Pick the Best Chicken Breeds for Your Homestead

If you are planning to add chickens to your homestead, start out right by choosing the breeds that will do best in your climate. If you already have breeds that aren’t the best fit, consider phasing out that breed and replacing them with one that is a better fit for your conditions and needs.

Hens that stop laying eggs due to heat stress are not a cost-effective breed for homesteaders in hot climates.

If you live in a northern climate and need chicken breeds that are cold-hardy, check out my article How to Choose the Best Cold-Tolerant Chickens. There are some breeds that do well in both hot and cold climates and those are indicated in the list above!

Do you live in a hot climate? What is your favorite breed of chicken for eggs, dual-purpose, or meat? Leave a comment!

Check out my Amazon Storefront for helpful products for your flock!

How to Choose the Best Heat Tolerant Chickens for Your Homestead!
The Self Sufficient HomeAcre

4 Comments on “How to Choose the Best Heat Tolerant Chickens

  1. My grandparents always had Rhode Island Reds and they were great for both the heat and the cold in Southeastern North Carolina. I will be getting some RIRs in the spring and I am already chomping at the bit.

    1. Hi Richard!
      Rhode Island Reds are one of my favorite breeds too. 🙂 They are great layers and, as you said, they do well in hot and cold climates. 🙂 Thanks for stopping by and best wishes with your chicken project!

  2. we live in a hot and cold climate and I’ve had great luck with Rhode Island Reds, barred rocks, black and gold sex link, White leghorns. We’ve always use the deep litter method very successfully. We have a lot of ventilation, use a mister in their shade area and provide lots of cool treats like cucumbers. It all helps!

    1. Hi Nancy,
      Rhode Island Reds are my favorite breed for our hot summers and cold winters.

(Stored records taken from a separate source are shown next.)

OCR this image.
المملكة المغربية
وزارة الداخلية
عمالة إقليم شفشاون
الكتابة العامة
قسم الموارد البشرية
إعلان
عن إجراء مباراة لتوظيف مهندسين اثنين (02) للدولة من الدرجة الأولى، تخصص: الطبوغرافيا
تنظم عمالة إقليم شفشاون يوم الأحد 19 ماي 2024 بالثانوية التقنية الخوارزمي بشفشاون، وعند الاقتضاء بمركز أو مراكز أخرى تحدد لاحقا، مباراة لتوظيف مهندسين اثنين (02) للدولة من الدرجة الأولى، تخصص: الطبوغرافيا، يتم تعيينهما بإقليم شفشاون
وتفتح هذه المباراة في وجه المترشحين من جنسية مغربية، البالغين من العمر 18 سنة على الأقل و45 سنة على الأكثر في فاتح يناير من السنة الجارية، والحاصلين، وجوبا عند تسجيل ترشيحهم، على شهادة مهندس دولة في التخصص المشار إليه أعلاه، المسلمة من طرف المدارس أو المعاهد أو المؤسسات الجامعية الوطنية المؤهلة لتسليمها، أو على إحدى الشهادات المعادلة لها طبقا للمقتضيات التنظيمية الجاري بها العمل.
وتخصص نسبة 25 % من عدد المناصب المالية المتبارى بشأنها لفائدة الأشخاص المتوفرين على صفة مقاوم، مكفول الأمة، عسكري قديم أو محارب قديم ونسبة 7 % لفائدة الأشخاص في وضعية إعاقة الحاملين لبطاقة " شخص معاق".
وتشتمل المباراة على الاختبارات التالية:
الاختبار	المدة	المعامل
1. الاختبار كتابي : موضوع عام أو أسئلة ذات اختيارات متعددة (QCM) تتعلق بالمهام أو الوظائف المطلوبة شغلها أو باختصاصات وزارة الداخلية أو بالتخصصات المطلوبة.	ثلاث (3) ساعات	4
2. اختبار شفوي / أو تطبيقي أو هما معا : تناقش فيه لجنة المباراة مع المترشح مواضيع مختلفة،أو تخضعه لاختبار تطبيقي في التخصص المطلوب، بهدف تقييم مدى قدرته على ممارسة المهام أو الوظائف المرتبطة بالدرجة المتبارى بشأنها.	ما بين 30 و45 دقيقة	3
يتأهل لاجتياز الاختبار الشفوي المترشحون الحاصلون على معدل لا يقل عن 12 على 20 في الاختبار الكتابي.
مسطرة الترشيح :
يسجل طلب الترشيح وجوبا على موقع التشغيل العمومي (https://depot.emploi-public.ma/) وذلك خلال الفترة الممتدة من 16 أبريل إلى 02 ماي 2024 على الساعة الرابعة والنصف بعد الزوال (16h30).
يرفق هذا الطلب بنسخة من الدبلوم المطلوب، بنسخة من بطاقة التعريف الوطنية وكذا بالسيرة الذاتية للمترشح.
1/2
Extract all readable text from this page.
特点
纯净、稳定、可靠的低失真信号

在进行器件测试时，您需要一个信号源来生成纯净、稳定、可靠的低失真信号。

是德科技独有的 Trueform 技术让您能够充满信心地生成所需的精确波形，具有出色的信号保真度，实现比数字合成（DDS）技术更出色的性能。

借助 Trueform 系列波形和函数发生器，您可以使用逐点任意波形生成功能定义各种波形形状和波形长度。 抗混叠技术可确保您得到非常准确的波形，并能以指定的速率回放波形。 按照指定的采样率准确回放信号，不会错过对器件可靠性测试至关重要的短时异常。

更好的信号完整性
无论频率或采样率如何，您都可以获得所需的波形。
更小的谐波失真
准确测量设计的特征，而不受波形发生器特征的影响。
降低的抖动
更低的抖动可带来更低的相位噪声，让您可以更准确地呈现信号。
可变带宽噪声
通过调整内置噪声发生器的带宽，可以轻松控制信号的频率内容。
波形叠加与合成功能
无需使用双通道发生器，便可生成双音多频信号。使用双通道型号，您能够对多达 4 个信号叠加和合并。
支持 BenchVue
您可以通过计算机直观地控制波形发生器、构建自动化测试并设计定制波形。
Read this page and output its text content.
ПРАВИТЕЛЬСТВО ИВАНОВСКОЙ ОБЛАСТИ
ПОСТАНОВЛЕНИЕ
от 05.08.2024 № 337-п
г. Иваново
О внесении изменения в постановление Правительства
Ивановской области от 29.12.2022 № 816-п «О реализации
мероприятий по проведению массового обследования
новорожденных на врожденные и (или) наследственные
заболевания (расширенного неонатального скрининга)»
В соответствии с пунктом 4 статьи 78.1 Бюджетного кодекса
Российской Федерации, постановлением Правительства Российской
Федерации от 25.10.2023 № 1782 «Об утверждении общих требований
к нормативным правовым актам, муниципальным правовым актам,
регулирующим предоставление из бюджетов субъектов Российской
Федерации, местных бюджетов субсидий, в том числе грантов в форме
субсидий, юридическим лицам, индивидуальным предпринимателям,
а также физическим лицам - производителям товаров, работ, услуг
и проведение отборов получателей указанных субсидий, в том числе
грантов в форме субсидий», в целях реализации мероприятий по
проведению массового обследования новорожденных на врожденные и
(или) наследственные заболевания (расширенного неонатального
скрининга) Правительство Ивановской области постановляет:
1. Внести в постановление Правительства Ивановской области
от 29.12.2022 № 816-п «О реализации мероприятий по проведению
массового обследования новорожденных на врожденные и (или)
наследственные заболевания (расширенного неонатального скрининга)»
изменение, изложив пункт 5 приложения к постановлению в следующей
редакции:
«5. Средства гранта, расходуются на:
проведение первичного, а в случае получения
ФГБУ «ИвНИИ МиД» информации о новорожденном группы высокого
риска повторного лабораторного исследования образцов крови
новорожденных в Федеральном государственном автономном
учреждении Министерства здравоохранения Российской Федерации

I’ve also had good luck with the Barred Rock and Red sex link too. My White Leghorn rooster kept getting frostbite even though I coated his comb and wattles with petroleum free jelly and kept him inside in cold weather…I just put him down the other day because the tips of his comb froze, fell off and were bleeding. 🙁 But the hens are doing fine.

      Thanks for sharing your experience with us!